What's below shows instead that $X_t$ having a smooth density for all time $t \geq 0$ does not imply that $X$'s limiting distribution has a density. As well in what's below $\nu P_t$ is absolutely continuous with respect to the Lebesgue measure only if $\nu\left(\left\{0\right\}\right) = 0$.


A smooth transition density does not imply the invariant measure has a density even if the coefficients are globally Lipschitz.

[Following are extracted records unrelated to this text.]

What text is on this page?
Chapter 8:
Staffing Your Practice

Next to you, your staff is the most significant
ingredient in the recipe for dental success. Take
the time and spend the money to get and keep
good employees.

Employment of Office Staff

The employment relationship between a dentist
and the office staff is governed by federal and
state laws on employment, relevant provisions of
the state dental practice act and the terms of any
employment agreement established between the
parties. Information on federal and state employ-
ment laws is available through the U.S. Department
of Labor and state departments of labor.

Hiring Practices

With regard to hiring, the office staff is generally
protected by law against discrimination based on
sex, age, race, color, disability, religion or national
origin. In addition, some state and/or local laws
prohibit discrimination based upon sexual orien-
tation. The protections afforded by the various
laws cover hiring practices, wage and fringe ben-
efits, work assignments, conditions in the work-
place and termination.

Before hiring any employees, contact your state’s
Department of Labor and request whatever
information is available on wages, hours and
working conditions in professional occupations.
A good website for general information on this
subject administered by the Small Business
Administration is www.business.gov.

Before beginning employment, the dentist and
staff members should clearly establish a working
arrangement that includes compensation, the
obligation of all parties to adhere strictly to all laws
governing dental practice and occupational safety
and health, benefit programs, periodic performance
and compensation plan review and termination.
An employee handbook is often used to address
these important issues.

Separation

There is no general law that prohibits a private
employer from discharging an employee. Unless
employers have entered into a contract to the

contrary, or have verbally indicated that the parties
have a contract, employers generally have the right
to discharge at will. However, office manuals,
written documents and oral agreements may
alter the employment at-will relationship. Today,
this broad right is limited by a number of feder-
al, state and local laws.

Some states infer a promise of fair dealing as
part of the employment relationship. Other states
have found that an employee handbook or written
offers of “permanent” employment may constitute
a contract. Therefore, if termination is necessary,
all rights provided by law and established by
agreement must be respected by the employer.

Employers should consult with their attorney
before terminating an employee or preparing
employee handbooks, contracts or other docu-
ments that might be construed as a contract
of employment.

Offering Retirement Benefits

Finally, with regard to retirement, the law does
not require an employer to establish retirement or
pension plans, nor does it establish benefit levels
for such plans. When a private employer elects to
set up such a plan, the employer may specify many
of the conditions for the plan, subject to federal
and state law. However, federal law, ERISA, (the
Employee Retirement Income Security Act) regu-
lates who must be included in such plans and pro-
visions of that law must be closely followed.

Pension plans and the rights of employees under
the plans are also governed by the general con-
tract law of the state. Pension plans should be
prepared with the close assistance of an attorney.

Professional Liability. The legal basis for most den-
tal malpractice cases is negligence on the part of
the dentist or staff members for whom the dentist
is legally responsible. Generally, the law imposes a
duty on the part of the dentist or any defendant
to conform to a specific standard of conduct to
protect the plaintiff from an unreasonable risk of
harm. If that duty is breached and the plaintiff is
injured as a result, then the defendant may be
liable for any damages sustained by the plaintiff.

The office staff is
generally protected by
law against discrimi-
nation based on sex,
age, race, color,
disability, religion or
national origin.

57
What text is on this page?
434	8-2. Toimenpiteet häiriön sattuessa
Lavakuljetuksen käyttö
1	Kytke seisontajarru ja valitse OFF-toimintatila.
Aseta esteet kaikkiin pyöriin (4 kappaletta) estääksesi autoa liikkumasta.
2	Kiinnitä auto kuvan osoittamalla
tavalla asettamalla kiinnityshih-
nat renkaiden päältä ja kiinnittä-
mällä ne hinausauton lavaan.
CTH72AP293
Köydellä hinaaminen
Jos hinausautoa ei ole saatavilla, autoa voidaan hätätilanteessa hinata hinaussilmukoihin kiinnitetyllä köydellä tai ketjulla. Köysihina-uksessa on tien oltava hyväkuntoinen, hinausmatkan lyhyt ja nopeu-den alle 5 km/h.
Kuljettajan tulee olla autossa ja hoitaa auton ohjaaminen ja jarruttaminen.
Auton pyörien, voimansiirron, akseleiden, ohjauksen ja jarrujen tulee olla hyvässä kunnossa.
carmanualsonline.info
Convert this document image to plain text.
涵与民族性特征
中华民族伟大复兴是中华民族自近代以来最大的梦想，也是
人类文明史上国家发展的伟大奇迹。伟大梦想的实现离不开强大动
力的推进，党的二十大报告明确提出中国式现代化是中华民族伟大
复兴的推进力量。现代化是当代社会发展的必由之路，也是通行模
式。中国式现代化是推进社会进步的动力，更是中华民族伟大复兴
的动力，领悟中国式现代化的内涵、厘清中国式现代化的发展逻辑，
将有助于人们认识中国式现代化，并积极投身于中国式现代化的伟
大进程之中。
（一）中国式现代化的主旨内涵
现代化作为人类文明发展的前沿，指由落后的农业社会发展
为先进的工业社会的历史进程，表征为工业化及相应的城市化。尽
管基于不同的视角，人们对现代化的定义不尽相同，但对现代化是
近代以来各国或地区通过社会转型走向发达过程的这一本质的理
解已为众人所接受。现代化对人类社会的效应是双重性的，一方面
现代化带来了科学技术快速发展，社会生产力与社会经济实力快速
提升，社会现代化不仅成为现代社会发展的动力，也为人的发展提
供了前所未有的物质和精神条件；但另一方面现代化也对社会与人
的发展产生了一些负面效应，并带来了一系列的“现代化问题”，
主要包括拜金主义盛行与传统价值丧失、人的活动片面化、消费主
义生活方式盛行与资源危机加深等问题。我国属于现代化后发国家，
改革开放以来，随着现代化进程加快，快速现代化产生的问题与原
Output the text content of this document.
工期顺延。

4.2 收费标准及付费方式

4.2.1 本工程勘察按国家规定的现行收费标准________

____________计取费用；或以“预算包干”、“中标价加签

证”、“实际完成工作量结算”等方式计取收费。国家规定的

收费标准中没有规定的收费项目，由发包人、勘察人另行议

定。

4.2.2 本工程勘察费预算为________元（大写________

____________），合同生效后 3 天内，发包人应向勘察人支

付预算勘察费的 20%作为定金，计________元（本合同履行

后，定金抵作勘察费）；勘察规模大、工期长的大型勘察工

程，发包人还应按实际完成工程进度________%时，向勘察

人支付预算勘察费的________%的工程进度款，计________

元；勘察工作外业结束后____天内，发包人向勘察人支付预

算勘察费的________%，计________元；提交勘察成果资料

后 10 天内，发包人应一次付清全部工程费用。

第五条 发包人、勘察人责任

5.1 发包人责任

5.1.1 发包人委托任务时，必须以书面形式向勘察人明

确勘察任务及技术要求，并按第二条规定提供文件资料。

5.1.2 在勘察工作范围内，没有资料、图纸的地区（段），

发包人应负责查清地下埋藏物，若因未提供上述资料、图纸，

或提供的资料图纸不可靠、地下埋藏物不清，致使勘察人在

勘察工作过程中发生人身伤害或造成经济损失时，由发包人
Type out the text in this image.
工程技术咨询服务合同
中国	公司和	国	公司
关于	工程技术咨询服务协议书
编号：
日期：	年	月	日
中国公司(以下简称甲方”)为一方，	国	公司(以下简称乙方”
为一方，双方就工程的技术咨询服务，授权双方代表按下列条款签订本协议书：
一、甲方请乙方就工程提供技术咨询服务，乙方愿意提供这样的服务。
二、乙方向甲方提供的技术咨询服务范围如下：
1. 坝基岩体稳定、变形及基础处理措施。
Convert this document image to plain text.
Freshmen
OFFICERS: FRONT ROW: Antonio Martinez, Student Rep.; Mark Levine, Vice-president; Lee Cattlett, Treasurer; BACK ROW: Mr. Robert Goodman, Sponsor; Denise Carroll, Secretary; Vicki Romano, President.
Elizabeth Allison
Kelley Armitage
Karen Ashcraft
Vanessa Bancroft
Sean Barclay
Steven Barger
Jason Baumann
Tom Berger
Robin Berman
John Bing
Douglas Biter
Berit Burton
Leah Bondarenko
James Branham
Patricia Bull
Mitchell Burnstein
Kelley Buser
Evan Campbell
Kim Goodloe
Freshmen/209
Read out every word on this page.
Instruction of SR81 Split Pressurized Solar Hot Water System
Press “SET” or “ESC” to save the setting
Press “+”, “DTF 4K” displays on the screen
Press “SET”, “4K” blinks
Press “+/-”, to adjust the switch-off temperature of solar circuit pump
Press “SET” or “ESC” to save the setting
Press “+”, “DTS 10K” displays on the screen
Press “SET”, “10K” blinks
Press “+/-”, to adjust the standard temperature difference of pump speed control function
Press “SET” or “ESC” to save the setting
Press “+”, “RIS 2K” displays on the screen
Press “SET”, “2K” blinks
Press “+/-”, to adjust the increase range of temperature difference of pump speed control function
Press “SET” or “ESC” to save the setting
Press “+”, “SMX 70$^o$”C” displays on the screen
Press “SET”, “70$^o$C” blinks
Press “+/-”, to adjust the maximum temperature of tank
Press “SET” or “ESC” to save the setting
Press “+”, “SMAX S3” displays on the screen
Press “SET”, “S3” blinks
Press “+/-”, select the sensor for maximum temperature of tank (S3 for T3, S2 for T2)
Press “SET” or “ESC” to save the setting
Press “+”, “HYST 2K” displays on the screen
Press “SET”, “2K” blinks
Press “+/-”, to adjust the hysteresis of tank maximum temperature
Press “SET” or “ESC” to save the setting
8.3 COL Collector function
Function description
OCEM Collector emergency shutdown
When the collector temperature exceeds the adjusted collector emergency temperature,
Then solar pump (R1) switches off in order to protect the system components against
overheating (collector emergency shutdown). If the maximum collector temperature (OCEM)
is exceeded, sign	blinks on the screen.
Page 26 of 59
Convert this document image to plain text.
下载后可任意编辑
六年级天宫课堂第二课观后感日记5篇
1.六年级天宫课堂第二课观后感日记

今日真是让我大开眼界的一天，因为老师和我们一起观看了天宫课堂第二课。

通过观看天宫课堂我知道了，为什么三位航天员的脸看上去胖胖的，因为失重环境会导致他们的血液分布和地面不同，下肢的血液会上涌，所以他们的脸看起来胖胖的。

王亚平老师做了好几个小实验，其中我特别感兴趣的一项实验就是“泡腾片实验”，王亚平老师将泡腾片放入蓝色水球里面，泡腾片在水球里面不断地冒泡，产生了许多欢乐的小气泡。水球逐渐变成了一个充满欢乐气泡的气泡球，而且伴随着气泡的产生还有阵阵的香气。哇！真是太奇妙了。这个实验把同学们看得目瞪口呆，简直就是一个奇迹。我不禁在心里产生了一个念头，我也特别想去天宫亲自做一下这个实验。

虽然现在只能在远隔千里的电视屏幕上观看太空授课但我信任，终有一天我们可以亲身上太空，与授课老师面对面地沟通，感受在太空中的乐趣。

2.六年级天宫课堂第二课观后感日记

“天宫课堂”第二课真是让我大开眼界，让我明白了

One counterexample is Geometric Brownian Motion with negative drift. Let $\mu, \sigma > 0$ and $X$ satisfy $$ dX_t = -\mu X_t dt + \sigma X_t dW_t$$ The transition density of $X$ is $$ p_t\left(x,y\right) = \frac{1}{\sqrt{2\pi}}\frac{1}{y\sigma \sqrt{t}}\exp{\left(-\frac{\left(\log{\left(\frac{y}{x}\right) + \left(\mu + \frac{1}{2}\sigma^2\right)t}\right)^2}{2\sigma^2 t}\right)}$$ which is smooth as $\frac{\partial^n}{\partial y^n} p_t\left(x,y\right)$ is a linear combination of terms of the form $x^{-\alpha}\log^\beta(y)\exp\left(-\log^2(y)\right)$. However the invariant density of $X$ is a dirac mass at zero. Further more for any initial distribution, $\nu$, let $\nu P_t$ denote the distribution of $X_t$ at time $t$, $$\nu P_t(A) = \int_A \left(\int_{\mathbb{R}} p_t(x,y)\nu(dx)\right)dy,$$ $\nu P_t$ converges to $\delta_0$ and exponential fast in the 1-Wasserstein metric, i.e. $\mathcal{W}_1\left(\nu P_t, \delta_0 \right) \leq e^{-\mu t}\mathcal{W}_1\left(\nu, \delta_0 \right)$.